Natural Resources Minister Jonathan Wilkinson previously said the country will participate in an international pilot project to train firefighters from towns and cities to respond to fires threatening homes and businesses. Canada has provided $170 million to develop the WildFireSat system, expected to launch in 2029, which uses a “purpose-built public satellite system” to monitor wildfires.

When it becomes unprecedented precedent

During challenging wildfire seasons, Alberta can access additional firefighting resources from other jurisdictions through the use of resource-sharing agreements, many of which are allocated through the Canadian Interagency Forest Fire Center (CIFFC).

This year, the province welcomed 1,836 firefighters from British Columbia, New Brunswick, Newfoundland, Ontario, Quebec, Prince Edward Island, Yukon, the United States, Australia and New Zealand. Another 215 firefighters from South Africa were due to arrive this weekend.

“In extreme circumstances, some resources are deployed through (CIFFC) may be canceled, diverted or demobilized early,” wrote Derrick Forsythe, a spokesman for Alberta Wildfire.

“However, Alberta has independent resource-sharing agreements, such as the Northwest Compact and an agreement with Jalisco, Mexico, that can be used to solicit additional assistance if needed.”

A woman's portrait is shown.
Jen Beverly is an assistant professor of wildfires in the Department of Renewable Resources at the University of Alberta. She said Canada will have to approach fire in a new way, including a shift in focus from unreliable fire forecasts to assessing and mapping fuel hazards. (Submitted by Jen Beverly)

Jen Beverly, a former firefighter and now assistant professor of wildfire research at the University of Alberta, said there is good, documented evidence of increasing trends of longer fire seasons and larger fires, as well as an increased frequency of prolonged dry spells.

“It’s no longer the case that we can look at past data and then understand what to expect this year or next year. In fact, that word ‘unprecedented’ is what I hear most often around fire season — unprecedented fire behavior.” said Beverly, who works in the renewable resources department at the U of A.

“I’ve heard that so many times over the last 10 years. It’s like the precedent is unprecedented. We should expect unprecedented circumstances.”

Radio Active8:04Wildfire mapping

A new tool from researchers at the University of Alberta could help more communities understand how vulnerable they are to wildfires. Jen Beverly is an assistant professor of Wildland Fire at the U of A.

That means officials can’t rely on their past experience or data when it comes to wildfires, Beverly said, and everyone needs to approach the challenge differently.

“It’s shifting from what, I think, has been a focus on trying to predict and accepting that we can’t do that very well,” Beverly said, and a potential area of ​​focus could be fuel hazard assessment and mapping.
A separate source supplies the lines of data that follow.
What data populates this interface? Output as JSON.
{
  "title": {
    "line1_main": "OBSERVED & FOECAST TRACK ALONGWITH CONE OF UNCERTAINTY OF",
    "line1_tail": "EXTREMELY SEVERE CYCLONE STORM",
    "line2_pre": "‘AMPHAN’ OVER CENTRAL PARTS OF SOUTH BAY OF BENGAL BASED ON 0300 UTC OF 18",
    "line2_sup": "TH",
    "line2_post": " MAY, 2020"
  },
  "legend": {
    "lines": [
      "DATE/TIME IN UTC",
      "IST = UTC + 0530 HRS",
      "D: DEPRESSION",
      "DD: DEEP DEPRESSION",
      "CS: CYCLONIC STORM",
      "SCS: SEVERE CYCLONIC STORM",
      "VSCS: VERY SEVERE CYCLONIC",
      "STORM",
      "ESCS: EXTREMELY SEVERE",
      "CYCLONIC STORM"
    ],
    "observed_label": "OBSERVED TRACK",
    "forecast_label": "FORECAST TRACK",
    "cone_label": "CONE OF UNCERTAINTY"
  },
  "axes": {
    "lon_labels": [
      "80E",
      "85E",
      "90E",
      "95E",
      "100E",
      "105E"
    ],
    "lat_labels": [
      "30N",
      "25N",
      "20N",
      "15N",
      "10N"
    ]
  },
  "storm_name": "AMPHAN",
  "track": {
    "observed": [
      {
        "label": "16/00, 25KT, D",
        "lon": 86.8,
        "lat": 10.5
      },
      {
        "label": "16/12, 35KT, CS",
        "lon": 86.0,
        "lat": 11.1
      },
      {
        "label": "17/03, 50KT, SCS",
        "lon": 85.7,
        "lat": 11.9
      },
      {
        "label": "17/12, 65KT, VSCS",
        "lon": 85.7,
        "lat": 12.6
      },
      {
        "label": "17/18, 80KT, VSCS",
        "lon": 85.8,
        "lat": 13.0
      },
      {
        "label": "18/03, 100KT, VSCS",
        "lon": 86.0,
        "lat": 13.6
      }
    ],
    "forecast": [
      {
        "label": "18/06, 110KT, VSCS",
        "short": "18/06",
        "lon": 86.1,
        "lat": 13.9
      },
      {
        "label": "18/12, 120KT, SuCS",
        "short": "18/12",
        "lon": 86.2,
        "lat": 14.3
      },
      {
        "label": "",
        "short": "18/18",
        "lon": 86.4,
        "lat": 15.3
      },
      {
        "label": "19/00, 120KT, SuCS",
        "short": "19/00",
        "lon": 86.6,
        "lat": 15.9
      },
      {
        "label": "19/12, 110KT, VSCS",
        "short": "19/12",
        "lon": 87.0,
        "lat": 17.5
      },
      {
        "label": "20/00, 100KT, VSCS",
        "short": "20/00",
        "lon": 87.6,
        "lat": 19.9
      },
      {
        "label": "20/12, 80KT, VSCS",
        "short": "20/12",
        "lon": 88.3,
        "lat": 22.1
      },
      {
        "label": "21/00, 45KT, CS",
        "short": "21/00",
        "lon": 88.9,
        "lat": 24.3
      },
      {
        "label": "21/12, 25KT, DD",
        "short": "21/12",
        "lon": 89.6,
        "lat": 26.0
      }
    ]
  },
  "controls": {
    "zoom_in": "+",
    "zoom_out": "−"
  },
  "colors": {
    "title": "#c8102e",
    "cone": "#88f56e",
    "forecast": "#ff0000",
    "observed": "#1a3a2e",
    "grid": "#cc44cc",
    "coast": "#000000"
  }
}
For Buchanan, the Strathcona County firefighter, the situation across the county has led more and more people to turn to the ESA for firefighting training. But the situation now calls for more action, he said.

“The more local boots on the ground we can train here means we will be much more effective in the long run,” he said.

“If this is the kind of spring seasons we’re going to see — dry, heavy fuel loads, increased wildfire risks — we’ll need to have those trained first responders ready, rather than relying on international support.

“That’s incredible, people coming in. But I just don’t think this is a system that’s going to work in the long run.”

The CIFFC lists five levels of preparedness, which refer to the wildfire situation and the availability of firefighting equipment in Canada. Level 1 is the lowest risk and level 5 the highest. As of Friday, Alberta was listed as Level 5.